FUENTE FORMAL: LEY 617 DE 2000 - ARTÍCULO 31 - NUMERAL 7

CONSEJO DE ESTADO

SALA DE LO CONTENCIOSO ADMINISTRATIVO

SECCION SEGUNDA

SUBSECCION B

Consejero ponente: GERARDO ARENAS MONSALVE

Bogotá, D.C., once (11) de agosto de dos mil catorce (2014) Radicación número: 11001-03-15-000-2014-00926-00(AC)

Actor: MARINA LOZANO ROPERO Demandado: CONSEJO DE ESTADO - SECCION PRIMERA Decide la Sala la acción de tutela interpuesta por Marina Lozano Ropero, mediante apoderada judicial contra la Sección Primera del Consejo de Estado.

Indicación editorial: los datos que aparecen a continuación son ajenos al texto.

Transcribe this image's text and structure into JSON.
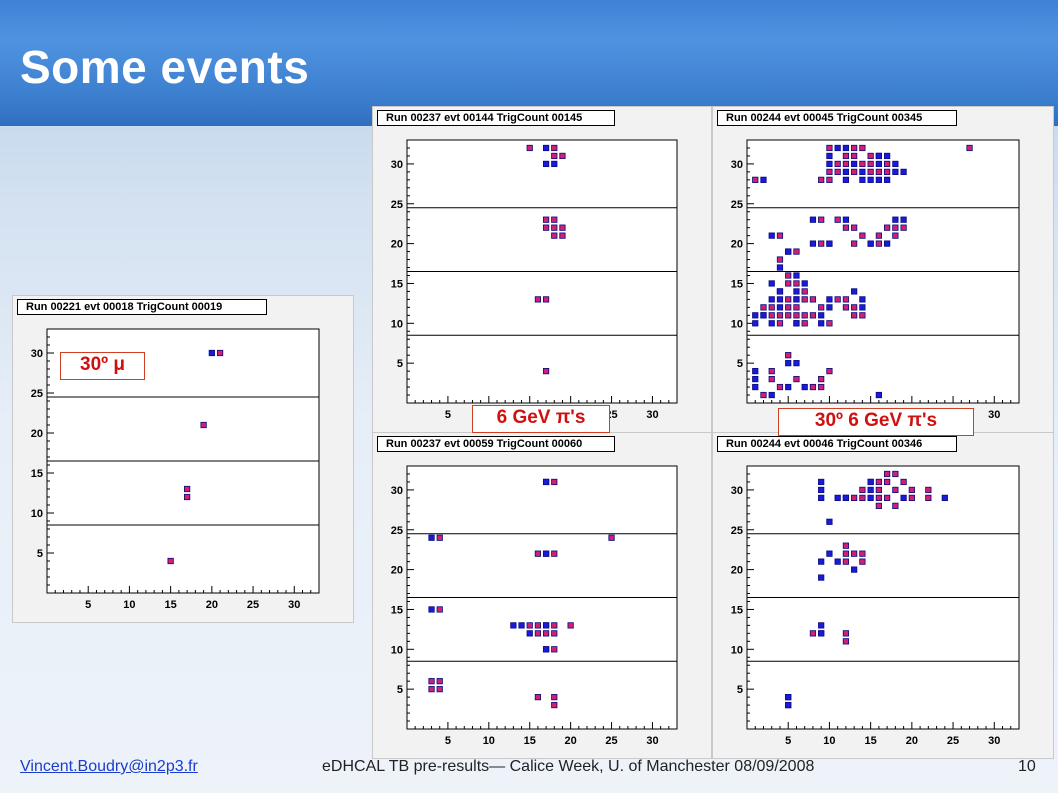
{
  "slide": {
    "title": "Some events",
    "footer_left": "Vincent.Boudry@in2p3.fr",
    "footer_center": "eDHCAL TB pre-results— Calice Week, U. of Manchester 08/09/2008",
    "page_number": "10"
  },
  "tags": {
    "mu": "30º μ",
    "pi": "6 GeV π's",
    "pi30": "30º 6 GeV π's"
  },
  "colors": {
    "red_pad": "#d0206e",
    "blue_pad": "#1a1adc",
    "accent": "#d01010"
  },
  "chart_data": [
    {
      "type": "scatter",
      "title": "Run 00221 evt 00018 TrigCount 00019",
      "xlim": [
        0,
        33
      ],
      "ylim": [
        0,
        33
      ],
      "xticks": [
        5,
        10,
        15,
        20,
        25,
        30
      ],
      "yticks": [
        5,
        10,
        15,
        20,
        25,
        30
      ],
      "grid_y_lines": [
        8.5,
        16.5,
        24.5
      ],
      "series": [
        {
          "color": "red",
          "points": [
            [
              15,
              4
            ],
            [
              17,
              12
            ],
            [
              17,
              13
            ],
            [
              19,
              21
            ],
            [
              21,
              30
            ]
          ]
        },
        {
          "color": "blue",
          "points": [
            [
              20,
              30
            ]
          ]
        }
      ]
    },
    {
      "type": "scatter",
      "title": "Run 00237 evt 00144 TrigCount 00145",
      "xlim": [
        0,
        33
      ],
      "ylim": [
        0,
        33
      ],
      "xticks": [
        5,
        10,
        15,
        20,
        25,
        30
      ],
      "yticks": [
        5,
        10,
        15,
        20,
        25,
        30
      ],
      "grid_y_lines": [
        8.5,
        16.5,
        24.5
      ],
      "series": [
        {
          "color": "red",
          "points": [
            [
              15,
              32
            ],
            [
              18,
              32
            ],
            [
              18,
              31
            ],
            [
              19,
              31
            ],
            [
              17,
              23
            ],
            [
              18,
              23
            ],
            [
              17,
              22
            ],
            [
              18,
              22
            ],
            [
              19,
              22
            ],
            [
              18,
              21
            ],
            [
              19,
              21
            ],
            [
              16,
              13
            ],
            [
              17,
              13
            ],
            [
              17,
              4
            ]
          ]
        },
        {
          "color": "blue",
          "points": [
            [
              17,
              32
            ],
            [
              17,
              30
            ],
            [
              18,
              30
            ]
          ]
        }
      ]
    },
    {
      "type": "scatter",
      "title": "Run 00244 evt 00045 TrigCount 00345",
      "xlim": [
        0,
        33
      ],
      "ylim": [
        0,
        33
      ],
      "xticks": [
        5,
        10,
        15,
        20,
        25,
        30
      ],
      "yticks": [
        5,
        10,
        15,
        20,
        25,
        30
      ],
      "grid_y_lines": [
        8.5,
        16.5,
        24.5
      ],
      "series": [
        {
          "color": "red",
          "points": [
            [
              10,
              32
            ],
            [
              13,
              32
            ],
            [
              14,
              32
            ],
            [
              12,
              31
            ],
            [
              13,
              31
            ],
            [
              15,
              31
            ],
            [
              16,
              31
            ],
            [
              11,
              30
            ],
            [
              12,
              30
            ],
            [
              14,
              30
            ],
            [
              15,
              30
            ],
            [
              17,
              30
            ],
            [
              10,
              29
            ],
            [
              11,
              29
            ],
            [
              13,
              29
            ],
            [
              15,
              29
            ],
            [
              16,
              29
            ],
            [
              17,
              29
            ],
            [
              9,
              28
            ],
            [
              10,
              28
            ],
            [
              27,
              32
            ],
            [
              1,
              28
            ],
            [
              9,
              23
            ],
            [
              11,
              23
            ],
            [
              12,
              22
            ],
            [
              13,
              22
            ],
            [
              17,
              22
            ],
            [
              14,
              21
            ],
            [
              16,
              21
            ],
            [
              18,
              22
            ],
            [
              19,
              22
            ],
            [
              13,
              20
            ],
            [
              15,
              20
            ],
            [
              16,
              20
            ],
            [
              18,
              21
            ],
            [
              5,
              19
            ],
            [
              6,
              19
            ],
            [
              9,
              20
            ],
            [
              10,
              20
            ],
            [
              4,
              21
            ],
            [
              4,
              18
            ],
            [
              5,
              16
            ],
            [
              5,
              15
            ],
            [
              6,
              15
            ],
            [
              7,
              14
            ],
            [
              4,
              14
            ],
            [
              5,
              13
            ],
            [
              6,
              13
            ],
            [
              7,
              13
            ],
            [
              8,
              13
            ],
            [
              11,
              13
            ],
            [
              12,
              13
            ],
            [
              13,
              12
            ],
            [
              2,
              12
            ],
            [
              3,
              12
            ],
            [
              5,
              12
            ],
            [
              6,
              12
            ],
            [
              9,
              12
            ],
            [
              12,
              12
            ],
            [
              2,
              11
            ],
            [
              3,
              11
            ],
            [
              4,
              11
            ],
            [
              5,
              11
            ],
            [
              6,
              11
            ],
            [
              7,
              11
            ],
            [
              8,
              11
            ],
            [
              13,
              11
            ],
            [
              14,
              11
            ],
            [
              4,
              10
            ],
            [
              6,
              10
            ],
            [
              7,
              10
            ],
            [
              10,
              10
            ],
            [
              5,
              6
            ],
            [
              3,
              4
            ],
            [
              3,
              3
            ],
            [
              6,
              3
            ],
            [
              9,
              3
            ],
            [
              10,
              4
            ],
            [
              4,
              2
            ],
            [
              8,
              2
            ],
            [
              9,
              2
            ],
            [
              2,
              1
            ]
          ]
        },
        {
          "color": "blue",
          "points": [
            [
              11,
              32
            ],
            [
              12,
              32
            ],
            [
              10,
              31
            ],
            [
              16,
              31
            ],
            [
              17,
              31
            ],
            [
              10,
              30
            ],
            [
              13,
              30
            ],
            [
              16,
              30
            ],
            [
              18,
              30
            ],
            [
              12,
              29
            ],
            [
              14,
              29
            ],
            [
              18,
              29
            ],
            [
              19,
              29
            ],
            [
              12,
              28
            ],
            [
              14,
              28
            ],
            [
              15,
              28
            ],
            [
              16,
              28
            ],
            [
              17,
              28
            ],
            [
              2,
              28
            ],
            [
              8,
              23
            ],
            [
              12,
              23
            ],
            [
              18,
              23
            ],
            [
              19,
              23
            ],
            [
              3,
              21
            ],
            [
              8,
              20
            ],
            [
              10,
              20
            ],
            [
              15,
              20
            ],
            [
              17,
              20
            ],
            [
              5,
              19
            ],
            [
              4,
              17
            ],
            [
              6,
              16
            ],
            [
              3,
              15
            ],
            [
              7,
              15
            ],
            [
              4,
              14
            ],
            [
              6,
              14
            ],
            [
              13,
              14
            ],
            [
              3,
              13
            ],
            [
              4,
              13
            ],
            [
              6,
              13
            ],
            [
              10,
              13
            ],
            [
              14,
              13
            ],
            [
              4,
              12
            ],
            [
              10,
              12
            ],
            [
              14,
              12
            ],
            [
              1,
              11
            ],
            [
              2,
              11
            ],
            [
              9,
              11
            ],
            [
              1,
              10
            ],
            [
              3,
              10
            ],
            [
              6,
              10
            ],
            [
              9,
              10
            ],
            [
              5,
              5
            ],
            [
              6,
              5
            ],
            [
              1,
              4
            ],
            [
              1,
              3
            ],
            [
              5,
              2
            ],
            [
              7,
              2
            ],
            [
              1,
              2
            ],
            [
              3,
              1
            ],
            [
              16,
              1
            ]
          ]
        }
      ]
    },
    {
      "type": "scatter",
      "title": "Run 00237 evt 00059 TrigCount 00060",
      "xlim": [
        0,
        33
      ],
      "ylim": [
        0,
        33
      ],
      "xticks": [
        5,
        10,
        15,
        20,
        25,
        30
      ],
      "yticks": [
        5,
        10,
        15,
        20,
        25,
        30
      ],
      "grid_y_lines": [
        8.5,
        16.5,
        24.5
      ],
      "series": [
        {
          "color": "red",
          "points": [
            [
              17,
              31
            ],
            [
              18,
              31
            ],
            [
              4,
              24
            ],
            [
              25,
              24
            ],
            [
              16,
              22
            ],
            [
              17,
              22
            ],
            [
              18,
              22
            ],
            [
              4,
              15
            ],
            [
              15,
              13
            ],
            [
              16,
              13
            ],
            [
              17,
              13
            ],
            [
              18,
              13
            ],
            [
              20,
              13
            ],
            [
              16,
              12
            ],
            [
              17,
              12
            ],
            [
              18,
              12
            ],
            [
              17,
              10
            ],
            [
              18,
              10
            ],
            [
              3,
              6
            ],
            [
              4,
              6
            ],
            [
              3,
              5
            ],
            [
              4,
              5
            ],
            [
              16,
              4
            ],
            [
              18,
              4
            ],
            [
              18,
              3
            ]
          ]
        },
        {
          "color": "blue",
          "points": [
            [
              17,
              31
            ],
            [
              3,
              24
            ],
            [
              17,
              22
            ],
            [
              3,
              15
            ],
            [
              13,
              13
            ],
            [
              14,
              13
            ],
            [
              17,
              13
            ],
            [
              15,
              12
            ],
            [
              17,
              10
            ]
          ]
        }
      ]
    },
    {
      "type": "scatter",
      "title": "Run 00244 evt 00046 TrigCount 00346",
      "xlim": [
        0,
        33
      ],
      "ylim": [
        0,
        33
      ],
      "xticks": [
        5,
        10,
        15,
        20,
        25,
        30
      ],
      "yticks": [
        5,
        10,
        15,
        20,
        25,
        30
      ],
      "grid_y_lines": [
        8.5,
        16.5,
        24.5
      ],
      "series": [
        {
          "color": "red",
          "points": [
            [
              17,
              32
            ],
            [
              18,
              32
            ],
            [
              15,
              31
            ],
            [
              16,
              31
            ],
            [
              17,
              31
            ],
            [
              19,
              31
            ],
            [
              14,
              30
            ],
            [
              16,
              30
            ],
            [
              18,
              30
            ],
            [
              20,
              30
            ],
            [
              22,
              30
            ],
            [
              12,
              29
            ],
            [
              13,
              29
            ],
            [
              14,
              29
            ],
            [
              16,
              29
            ],
            [
              17,
              29
            ],
            [
              20,
              29
            ],
            [
              22,
              29
            ],
            [
              16,
              28
            ],
            [
              18,
              28
            ],
            [
              12,
              23
            ],
            [
              12,
              22
            ],
            [
              13,
              22
            ],
            [
              14,
              22
            ],
            [
              12,
              21
            ],
            [
              14,
              21
            ],
            [
              8,
              12
            ],
            [
              9,
              12
            ],
            [
              12,
              12
            ],
            [
              12,
              11
            ],
            [
              5,
              4
            ],
            [
              5,
              3
            ]
          ]
        },
        {
          "color": "blue",
          "points": [
            [
              9,
              31
            ],
            [
              15,
              31
            ],
            [
              9,
              30
            ],
            [
              15,
              30
            ],
            [
              11,
              29
            ],
            [
              12,
              29
            ],
            [
              15,
              29
            ],
            [
              9,
              29
            ],
            [
              19,
              29
            ],
            [
              24,
              29
            ],
            [
              10,
              26
            ],
            [
              10,
              22
            ],
            [
              11,
              21
            ],
            [
              9,
              21
            ],
            [
              13,
              20
            ],
            [
              9,
              19
            ],
            [
              9,
              13
            ],
            [
              9,
              12
            ],
            [
              5,
              4
            ],
            [
              5,
              3
            ]
          ]
        }
      ]
    }
  ]
}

1. La solicitud y las pretensiones En ejercicio de la acción de tutela, la señora Marina Lozano Ropero, actuando por intermedio de apoderada judicial, acudió ante esta Corporación para solicitar la protección de los derechos fundamentales a la igualdad, al debido proceso, al trabajo, y a la conformación, ejercicio, control político y al derecho a elegir y ser elegido de la accionante, los cuales estimó lesionados por la decisión adoptada por la Sección Primera del Consejo de Estado, al revocar la sentencia de primera instancia, y en su lugar, decretar la pérdida de la investidura como diputada.

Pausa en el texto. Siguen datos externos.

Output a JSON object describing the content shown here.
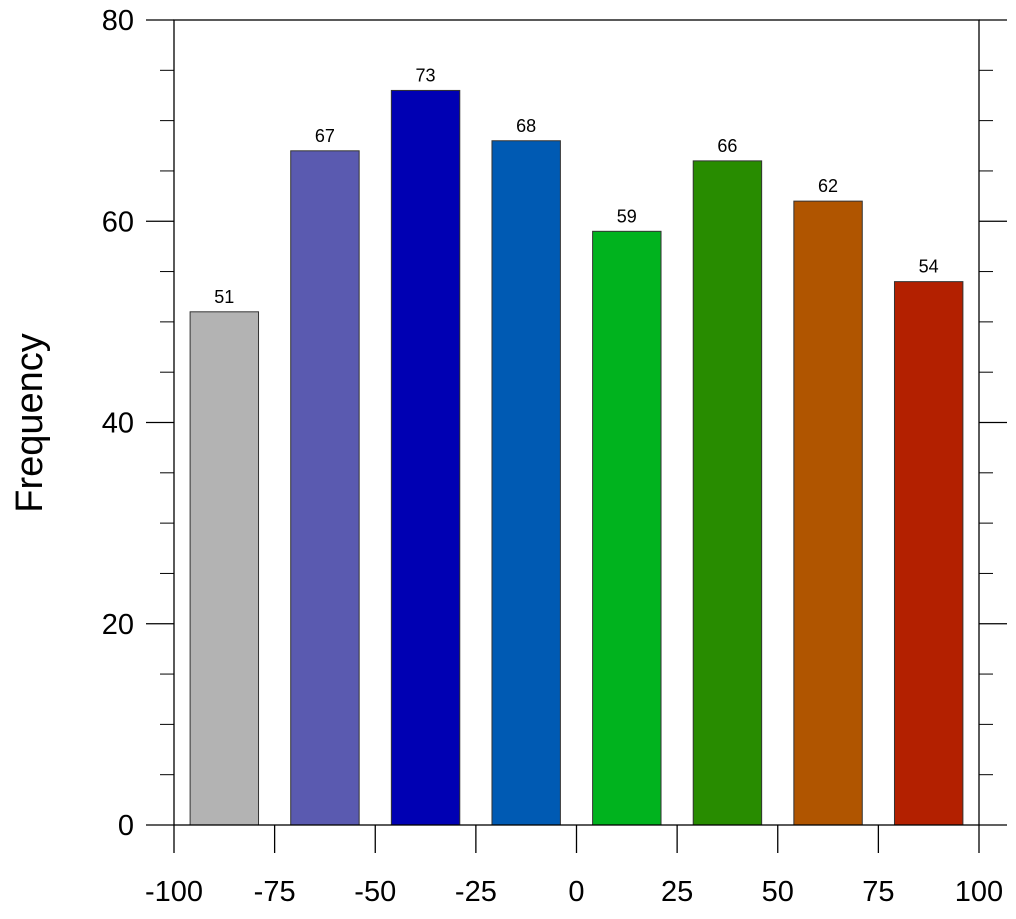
{
  "chart_data": {
    "type": "bar",
    "title": "",
    "xlabel": "",
    "ylabel": "Frequency",
    "bin_edges": [
      -100,
      -75,
      -50,
      -25,
      0,
      25,
      50,
      75,
      100
    ],
    "bin_centers": [
      -87.5,
      -62.5,
      -37.5,
      -12.5,
      12.5,
      37.5,
      62.5,
      87.5
    ],
    "values": [
      51,
      67,
      73,
      68,
      59,
      66,
      62,
      54
    ],
    "data_labels": [
      "51",
      "67",
      "73",
      "68",
      "59",
      "66",
      "62",
      "54"
    ],
    "colors": [
      "#b3b3b3",
      "#5a5ab0",
      "#0000b3",
      "#005ab3",
      "#00b31e",
      "#288c00",
      "#b05500",
      "#b32000"
    ],
    "xlim": [
      -100,
      100
    ],
    "ylim": [
      0,
      80
    ],
    "x_ticks": [
      -100,
      -75,
      -50,
      -25,
      0,
      25,
      50,
      75,
      100
    ],
    "x_tick_labels": [
      "-100",
      "-75",
      "-50",
      "-25",
      "0",
      "25",
      "50",
      "75",
      "100"
    ],
    "y_ticks": [
      0,
      20,
      40,
      60,
      80
    ],
    "y_tick_labels": [
      "0",
      "20",
      "40",
      "60",
      "80"
    ],
    "y_minor_step": 5,
    "grid": false,
    "legend": "none"
  }
}
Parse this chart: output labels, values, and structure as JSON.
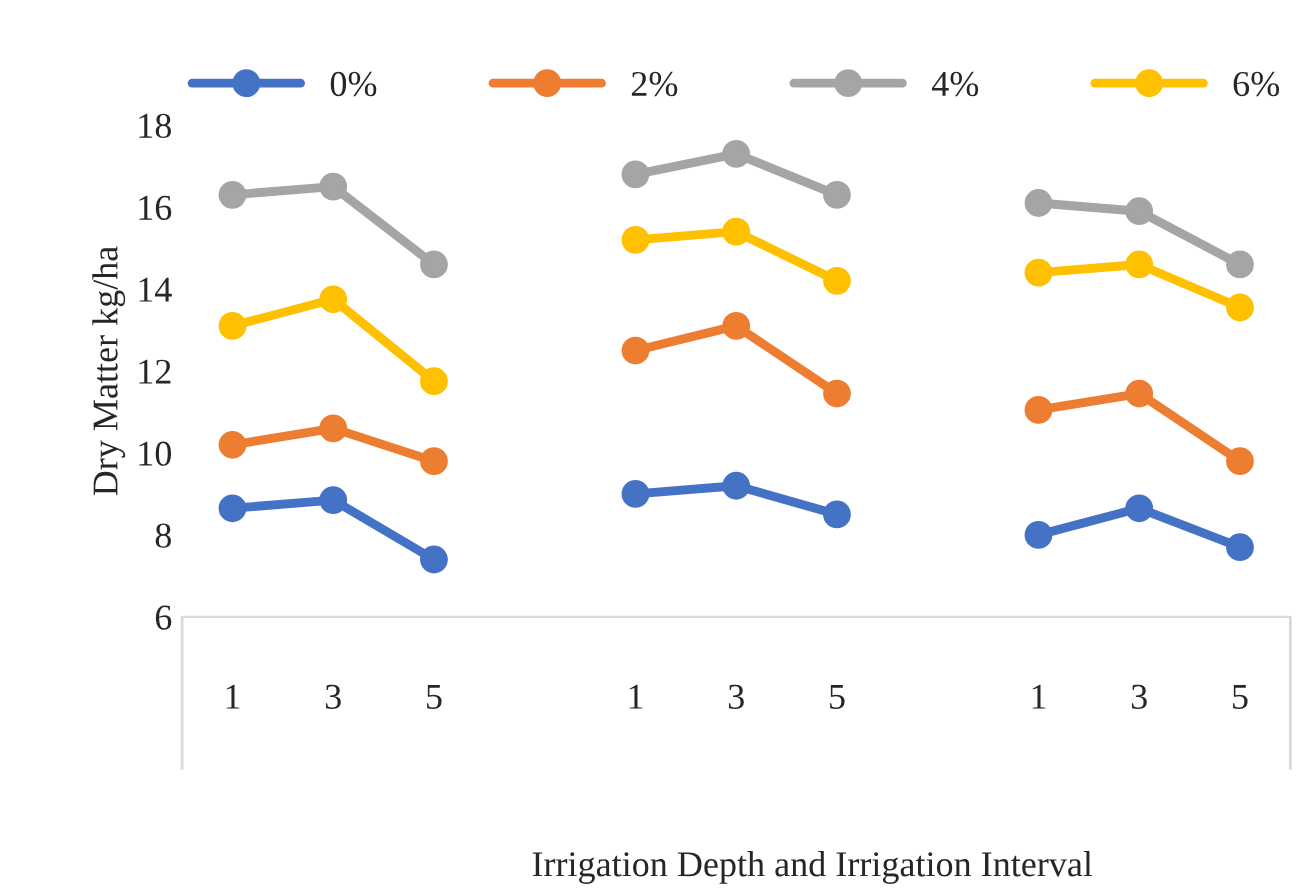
{
  "chart_data": {
    "type": "line",
    "xlabel": "Irrigation Depth and Irrigation Interval",
    "ylabel": "Dry Matter kg/ha",
    "categories": [
      "1",
      "3",
      "5",
      null,
      "1",
      "3",
      "5",
      null,
      "1",
      "3",
      "5"
    ],
    "series": [
      {
        "name": "0%",
        "color": "#4472c4",
        "values": [
          8.65,
          8.85,
          7.4,
          null,
          9.0,
          9.2,
          8.5,
          null,
          8.0,
          8.65,
          7.7
        ]
      },
      {
        "name": "2%",
        "color": "#ed7d31",
        "values": [
          10.2,
          10.6,
          9.8,
          null,
          12.5,
          13.1,
          11.45,
          null,
          11.05,
          11.45,
          9.8
        ]
      },
      {
        "name": "4%",
        "color": "#a5a5a5",
        "values": [
          16.3,
          16.5,
          14.6,
          null,
          16.8,
          17.3,
          16.3,
          null,
          16.1,
          15.9,
          14.6
        ]
      },
      {
        "name": "6%",
        "color": "#ffc000",
        "values": [
          13.1,
          13.75,
          11.75,
          null,
          15.2,
          15.4,
          14.2,
          null,
          14.4,
          14.6,
          13.55
        ]
      }
    ],
    "ylim": [
      6,
      18
    ],
    "yticks": [
      6,
      8,
      10,
      12,
      14,
      16,
      18
    ],
    "grid": false,
    "legend": "top",
    "marker": "circle",
    "line_style": "solid"
  }
}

Se pretende con el ejercicio de la acción constitucional, que: I) se protejan y tutele los derechos fundamentales invocados; II) se deje sin efectos jurídicos la sentencia del 7 de marzo de 2013, proferida por la Sección Primera del Consejo de Estado, mediante la cual se decretó la pérdida de la investidura de Marina Lozano Ropero como diputada; III) se ordene la restitución inmediata de la actora

al cargo de diputada; y IV) se comunique a las autoridades nacionales y regionales la restitución de los derechos de la accionante y su habilitación jurídica para continuar y/o aspirar a cargos de elección popular.

2. Los Hechos La parte actora expone como fundamento de su solicitud, los hechos que se resumen a continuación: Señala la apoderada de la accionante que la señora Marina Lozano Ropero se desempeñó como Secretaria de la Mujer del Departamento de Norte de Santander en el mes de septiembre de 2010.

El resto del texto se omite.